A Casablanca, ces spécialistes du rythme buccal constituent une communauté regroupée sous la houlette de la «Positive school», seule formation de hip-hop longue durée existante au Maroc.

Une communauté réunie samedi 14 avril dans la métropole pour le tout premier championnat national de beatbox, organisé par le centre culturel Les Etoiles de Sidi Moumen. «Battles» et compétitions se sont enchaînés  durant toute la journée, où les participants avaient à confronter leurs savoir-faire sous le regard d’un jury international composé des plus grands beatboxers, dont l’ex-champion du monde Fayabraz (France 2009).

Un évènement qui a vocation à célébrer et à mettre en lumière la nouvelle génération de beatboxers marocains. Cette première compétition nationale représente pour eux la consécration de leur art aussi bien au niveau national qu’auprès de leurs homologues étrangers.

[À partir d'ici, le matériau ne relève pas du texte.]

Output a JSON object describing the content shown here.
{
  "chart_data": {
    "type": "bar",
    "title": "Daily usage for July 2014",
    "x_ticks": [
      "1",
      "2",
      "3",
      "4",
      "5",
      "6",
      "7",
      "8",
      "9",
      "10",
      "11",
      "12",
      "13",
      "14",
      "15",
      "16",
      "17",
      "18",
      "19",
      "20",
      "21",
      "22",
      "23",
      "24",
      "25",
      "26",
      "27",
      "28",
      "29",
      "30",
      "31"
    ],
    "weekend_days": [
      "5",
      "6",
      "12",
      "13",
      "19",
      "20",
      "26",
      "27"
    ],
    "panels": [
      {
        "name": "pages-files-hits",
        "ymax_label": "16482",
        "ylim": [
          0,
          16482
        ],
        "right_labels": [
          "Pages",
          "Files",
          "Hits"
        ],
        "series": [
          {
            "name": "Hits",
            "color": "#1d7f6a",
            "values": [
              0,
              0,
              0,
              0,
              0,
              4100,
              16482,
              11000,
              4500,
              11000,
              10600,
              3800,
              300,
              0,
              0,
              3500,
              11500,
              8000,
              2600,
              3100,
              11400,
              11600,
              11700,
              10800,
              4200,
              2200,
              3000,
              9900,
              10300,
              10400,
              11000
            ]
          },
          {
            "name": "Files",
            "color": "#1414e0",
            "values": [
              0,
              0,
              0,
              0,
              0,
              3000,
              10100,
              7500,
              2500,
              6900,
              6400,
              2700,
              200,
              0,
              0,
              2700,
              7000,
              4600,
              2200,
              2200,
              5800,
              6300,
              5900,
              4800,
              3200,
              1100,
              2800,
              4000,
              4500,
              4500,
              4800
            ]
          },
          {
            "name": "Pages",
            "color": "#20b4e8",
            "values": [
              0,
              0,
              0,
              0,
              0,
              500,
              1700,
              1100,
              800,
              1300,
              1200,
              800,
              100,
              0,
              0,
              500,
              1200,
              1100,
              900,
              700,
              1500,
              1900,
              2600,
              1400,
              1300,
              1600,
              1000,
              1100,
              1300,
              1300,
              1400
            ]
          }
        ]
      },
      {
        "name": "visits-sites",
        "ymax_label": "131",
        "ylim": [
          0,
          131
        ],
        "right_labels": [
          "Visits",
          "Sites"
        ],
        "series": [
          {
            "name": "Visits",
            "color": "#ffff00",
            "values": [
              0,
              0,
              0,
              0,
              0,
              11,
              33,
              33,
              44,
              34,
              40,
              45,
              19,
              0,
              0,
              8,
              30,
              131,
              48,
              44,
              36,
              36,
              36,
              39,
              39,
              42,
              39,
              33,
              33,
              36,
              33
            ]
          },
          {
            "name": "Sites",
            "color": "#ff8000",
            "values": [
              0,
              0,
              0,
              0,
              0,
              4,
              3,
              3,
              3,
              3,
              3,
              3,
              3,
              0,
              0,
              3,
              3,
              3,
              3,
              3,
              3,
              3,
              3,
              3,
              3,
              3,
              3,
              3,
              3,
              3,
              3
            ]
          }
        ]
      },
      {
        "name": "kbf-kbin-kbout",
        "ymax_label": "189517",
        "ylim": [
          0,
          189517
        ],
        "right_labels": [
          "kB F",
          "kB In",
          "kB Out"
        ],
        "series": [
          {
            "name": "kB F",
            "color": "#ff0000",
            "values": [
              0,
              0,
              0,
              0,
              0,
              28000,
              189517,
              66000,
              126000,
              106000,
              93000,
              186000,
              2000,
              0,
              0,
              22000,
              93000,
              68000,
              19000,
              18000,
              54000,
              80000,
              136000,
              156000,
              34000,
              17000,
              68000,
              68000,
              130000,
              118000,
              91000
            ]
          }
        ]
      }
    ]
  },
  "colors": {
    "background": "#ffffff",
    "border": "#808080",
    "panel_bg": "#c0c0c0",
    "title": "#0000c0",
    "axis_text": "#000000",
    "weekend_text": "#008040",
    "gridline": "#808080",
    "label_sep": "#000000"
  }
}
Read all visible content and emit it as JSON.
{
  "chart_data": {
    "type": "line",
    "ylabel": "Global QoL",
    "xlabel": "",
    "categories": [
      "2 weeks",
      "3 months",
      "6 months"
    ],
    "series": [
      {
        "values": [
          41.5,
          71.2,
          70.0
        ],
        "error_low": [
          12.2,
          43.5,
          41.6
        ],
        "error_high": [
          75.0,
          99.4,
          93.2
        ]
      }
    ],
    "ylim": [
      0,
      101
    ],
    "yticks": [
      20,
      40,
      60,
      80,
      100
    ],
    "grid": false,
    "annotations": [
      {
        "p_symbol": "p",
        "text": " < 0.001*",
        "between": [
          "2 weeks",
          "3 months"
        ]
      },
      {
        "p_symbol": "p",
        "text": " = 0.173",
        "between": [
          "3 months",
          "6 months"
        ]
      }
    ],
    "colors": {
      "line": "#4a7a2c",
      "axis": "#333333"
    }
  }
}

Avec plus de 120 bénéficiaires de 12 à 27 ans, les membres de la Positive school ont la possibilité de s’exercer et de développer leurs compétences dans un cadre professionnel, dans les cinq disciplines du hip-hop, à savoir: le rap, la danse (break danse et new style), le djing, le graffiti, le beatmaking dont fait partie le beatbox.

Cette dernière forme d’art, ayant pris racine dans le mouvement hip-hop, consiste à utiliser la totalité de l’appareil vocal et buccal afin de reproduire des sons et des rythmes - imitant autant les percussions que les voix et les sonorités électroniques - faisant de l’artiste une véritable «boîte à rythmes humaine». 

L’human beatbox serait apparu au cours des années 1970 dans le Bronx, à New York, avec l’émergence du mouvement hip-hop. Il s’est développé à partir des années 1980 aux Etats-Unis avec ses stars chez les rappeurs, telles que Doug E. Fresh, Biz Markie, puis surtout Rahzel, du groupe de rap The Roots, une influence déterminante pour les jeunes beatboxers.

Aujourd’hui, les plus talentueux d’entre eux sont courtisés par de nombreux artistes comme le jazzman et trompettiste Erik Truffaz  qui a fait appel à Sly Johnson . Ce dernier multiplie les collaborations notamment avec la chanteuse Camille ou le rappeur Oxmo Puccino.

La musique faite avec la bouche existe ailleurs et s’est développée bien avant l’invention du concept par les rappeurs anglo-saxons. Des artistes du jazz, comme Louis Armstrong, Bobby McFerrin et tous les spécialistes du genre Scat, en passant par les pointures de la salsa comme le groupe cubain Sampling, ont très tôt utilisé une multitude d’onomatopées, de rythmes énervés pour simuler les instruments les plus variés.